Mientras tanto, muy por encima de ellas, Lila contemplaba el exterior desde las altas ventanas de la oficina, con una sonrisa de satisfacción en los labios. Por su walkie-talkie, espetó: «No dejéis entrar a Sophie. Quien la deje pasar se queda sin trabajo».
No muy lejos de la entrada, un elegante Bentley negro esperaba con el motor en marcha junto a la acera. Terry, encorvado al volante, no dejaba de lanzar miradas furtivas a su jefe por el retrovisor.
Adrian estaba sentado en el asiento trasero, perdido en un mar de papeleo, completamente absorto.
Terry sacudió la cabeza en silencio, incrédulo. En otros tiempos, Adrian prácticamente vivía en su oficina, pasando de una reunión a otra.
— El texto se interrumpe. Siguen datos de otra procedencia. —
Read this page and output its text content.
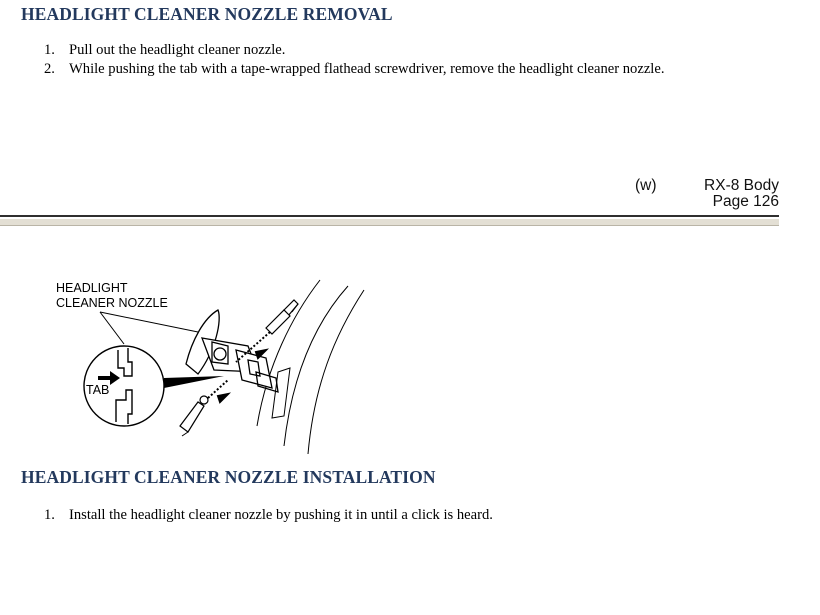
HEADLIGHT CLEANER NOZZLE REMOVAL
1. Pull out the headlight cleaner nozzle.
2. While pushing the tab with a tape-wrapped flathead screwdriver, remove the headlight cleaner nozzle.
(w)	RX-8 Body
Page 126
HEADLIGHT
CLEANER NOZZLE
TAB
HEADLIGHT CLEANER NOZZLE INSTALLATION
1. Install the headlight cleaner nozzle by pushing it in until a click is heard.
Nadie podía competir con su dedicación al trabajo.
Desde que se casó, Adrian había cambiado de una forma que sorprendía a todos los que lo conocían. El que antes era un adicto al trabajo obsesivo ahora salía puntualmente del trabajo y se dirigía directamente a su ático todas las tardes.
Terry no podía evitar maravillarse ante la transformación. ¿Qué tipo de magia poseía la esposa de Adrian para conseguir que cambiara las noches en la oficina por cenas caseras?
Hoy todo parecía más extraño de lo habitual. Adrian se había subido al coche como de costumbre, pero en lugar de dar la orden de conducir a casa, se quedó sentado en silencio, con la mirada clavada en el papeleo.
Durante treinta minutos, Terry esperó en silencio, sin atreverse apenas a dar golpecitos al volante.
Echó un vistazo al retrovisor e intentó descifrar el enigma. Quizá habían tenido una discusión y ahora Adrian estaba evitando volver a casa. Nunca había visto a su jefe dar largas así antes.
Mientras tanto, en el asiento trasero, Adrian ojeaba gráficos y cifras, pero nada de ello le llegaba. Sus pensamientos no dejaban de dar vueltas en torno a la petición de Sophie. ¿Por qué había insistido en que no volviera a casa temprano? ¿Quién era esa persona misteriosa con la que tenía que reunirse? ¿Y por qué no había llamado para decir que había terminado?
Justo entonces, Terry rompió el silencio, con voz llena de sorpresa. «Jefe, ¡mira allí! ¿No es esa tu mujer?» Se inclinó hacia delante, entrecerrando los ojos a través del parabrisas. «¡Parece que se está peleando con alguien!»